Article 4.4.2 of FIBA's rule book states that “players shall not wear equipment [objects] that may cause injury to other players".
But a proposed rule change drawn-up by the FIBA Technical Commission is due to be considered at next month's Mid-Term Congress scheduled for May 4 and 5 in Hong Kong.
A petition calling for hijabs to be permitted introduced by Libyan-British basketball player Ezdihar Abdulmula last year has so far gained 132,399 signatures.
"I would like to thank FIBA for this opportunity and for supporting us for all these years," Mashoun was also quoted as saying on the FIBA website.
"It is an historical day not just for Iran but for the whole Muslim world.
"We are hopeful that FIBA will come up with a positive decision regarding the matter of headgear."
Iran has enjoyed progress in men's basketball in recent years, rising to 25th in the latest FIBA world rankings.
The women's team finished fourth at the 1974 Asian Championship, but have not competed internationally since the Islamic Revolution five years later.
However, they have been signs of growth in recent years with women's basketball teams now officially sanctioned.
Iran has also faced huge opposition for their supposed persecution of women's rights across different sports.

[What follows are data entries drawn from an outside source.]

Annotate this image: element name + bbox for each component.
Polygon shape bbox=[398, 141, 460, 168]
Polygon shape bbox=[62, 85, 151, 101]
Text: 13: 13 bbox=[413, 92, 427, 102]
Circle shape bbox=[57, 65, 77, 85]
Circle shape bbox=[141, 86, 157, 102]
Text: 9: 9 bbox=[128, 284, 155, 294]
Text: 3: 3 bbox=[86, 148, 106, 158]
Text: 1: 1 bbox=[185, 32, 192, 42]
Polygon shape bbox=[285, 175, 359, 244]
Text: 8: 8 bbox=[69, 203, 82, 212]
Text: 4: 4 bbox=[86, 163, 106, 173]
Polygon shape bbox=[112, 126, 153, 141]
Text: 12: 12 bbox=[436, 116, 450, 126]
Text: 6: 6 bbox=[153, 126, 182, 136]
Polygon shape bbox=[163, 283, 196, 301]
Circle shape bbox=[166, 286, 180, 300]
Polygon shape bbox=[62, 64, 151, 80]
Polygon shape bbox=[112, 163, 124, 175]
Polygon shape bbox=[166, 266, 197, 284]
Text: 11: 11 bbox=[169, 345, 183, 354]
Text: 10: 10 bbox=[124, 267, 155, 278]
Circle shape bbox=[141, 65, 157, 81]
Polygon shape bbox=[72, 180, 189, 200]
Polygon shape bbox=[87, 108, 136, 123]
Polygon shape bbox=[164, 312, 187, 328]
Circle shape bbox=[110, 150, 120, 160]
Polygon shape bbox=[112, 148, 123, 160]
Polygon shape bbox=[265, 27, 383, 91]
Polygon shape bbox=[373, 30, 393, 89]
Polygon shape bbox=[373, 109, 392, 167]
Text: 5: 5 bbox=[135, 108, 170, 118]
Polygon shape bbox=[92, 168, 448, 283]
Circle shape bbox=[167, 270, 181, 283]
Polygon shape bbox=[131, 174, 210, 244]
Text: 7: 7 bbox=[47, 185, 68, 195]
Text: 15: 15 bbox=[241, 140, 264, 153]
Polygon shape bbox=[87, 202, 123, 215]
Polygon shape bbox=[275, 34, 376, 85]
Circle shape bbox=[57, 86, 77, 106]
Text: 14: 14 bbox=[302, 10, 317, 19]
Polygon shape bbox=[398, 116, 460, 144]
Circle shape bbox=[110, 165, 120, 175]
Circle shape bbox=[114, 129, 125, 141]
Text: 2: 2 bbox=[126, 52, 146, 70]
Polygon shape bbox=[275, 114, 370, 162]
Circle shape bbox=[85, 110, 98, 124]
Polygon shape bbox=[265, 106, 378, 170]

This has been particularly strong in volleyball after a law restricting female access was introduced as an extension of a similar policy in football in 2012.
The law generated worldwide condemnation in 2014 following the arrest of British-Iranian woman Ghoncheh Ghavami, for attending a World League match.
Ghavami, arrested for "propaganda against the regime", spent 151 days in Evin prison before she was released and charges were eventually dropped.
The International Volleyball Federation have since proved unable to have the ban lifted but have had some success in negotiating the temporary raising of the ban in order to hold a male-only beach volleyball World Tour event in Kish Island.
Belgian-Iranian human rights activist Darya Safai last week demanded a punishment for a policy she described as an "intolerable sexual apartheid".
"We want to tell the IOC and the international sports bodies that they must put an end to the discrimination and segregation that women face in sport, to say nothing is to condone it," she told Agence France-Presse when campaigning outside the Eiffel Tower.
She reportedly unveiled a banner which read: "Paris 2024 Against Sexual Apartheid - Boycott Saudi Arabia and Iran".